Recommendation frequency dropped from 24/hr to ~6/hr, demonstrating that learning "not to recommend" is equally important.
Successful recommendation rate (score $\ge 3$) increased from 51.06% to 71.51%.
Low-extraversion and low-openness personas showed significant improvement due to higher consistency in preferences.
Frequency and Timing dimensions improved most significantly; Personal Preference improvement was steadier, though high-quality recommendation ratios increased (0.77 → 0.83).
Human evaluation confirms high quality: Behavior naturalness 8.25/10, Persona consistency 8.02/10, Rubric logic 90.54%.

Highlights & Insights¶

Unified Proactivity & Personalization: Fills the gap between two independent research areas, defining a new task paradigm.
Time-driven vs. Event-driven Proactivity: Decision-making at every $T$ time step closer approximates the continuous monitoring mode of real-world assistants.
DPO >> In-context Reward: Explicit preference learning is necessary as in-context reward signals in prompts are insufficient to drive true adaptation.
"Silence" as a Capability: The ability to suppress recommendations (4x reduction in frequency) is as critical as content quality.

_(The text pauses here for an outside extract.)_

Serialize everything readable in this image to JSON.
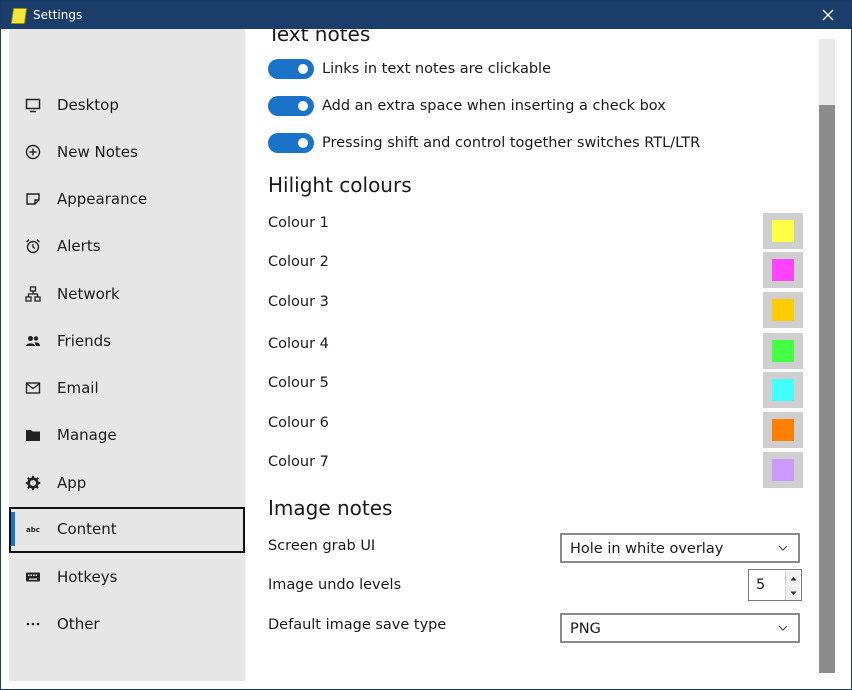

Limitations & Future Work¶

High computational cost (10 days A100 + $30 API per persona).
User behavior and evaluation are LLM-simulated; the gap between simulation and real-world behavior remains unquantified.
Limited to household scenarios (Smallville); not yet extended to work or outdoor environments.
Candidate count $n=2$ is limited by cost; more candidates might provide richer signals.
Optimization targets immediate reward rather than long-term satisfaction or diversity.

vs Proactive Agent (Lu et al., 2024): Lu's work uses 6,790 events for training without persona variation; ProPerSim achieves personalization via persona-driven simulation.
Generative Agents (Park et al., 2023): ProPerSim extends the social simulation framework to user-assistant interaction, adding structured evaluation and preference learning.
vs Personalized RLHF: While traditional personalization is often a one-time alignment, ProPerAssistant achieves continuous adaptation through a daily cumulative replay buffer.

Rating¶

Novelty: ⭐⭐⭐⭐ Significant new direction unifying proactivity and personalization.
Experimental Thoroughness: ⭐⭐⭐⭐ 32 personas, 4 baselines, and human evaluation, though lacks real-world validation.
Writing Quality: ⭐⭐⭐⭐ Clear framework description and systematic evaluation design.
Value: ⭐⭐⭐⭐ Provides a valuable simulation platform and baseline for personal assistant research.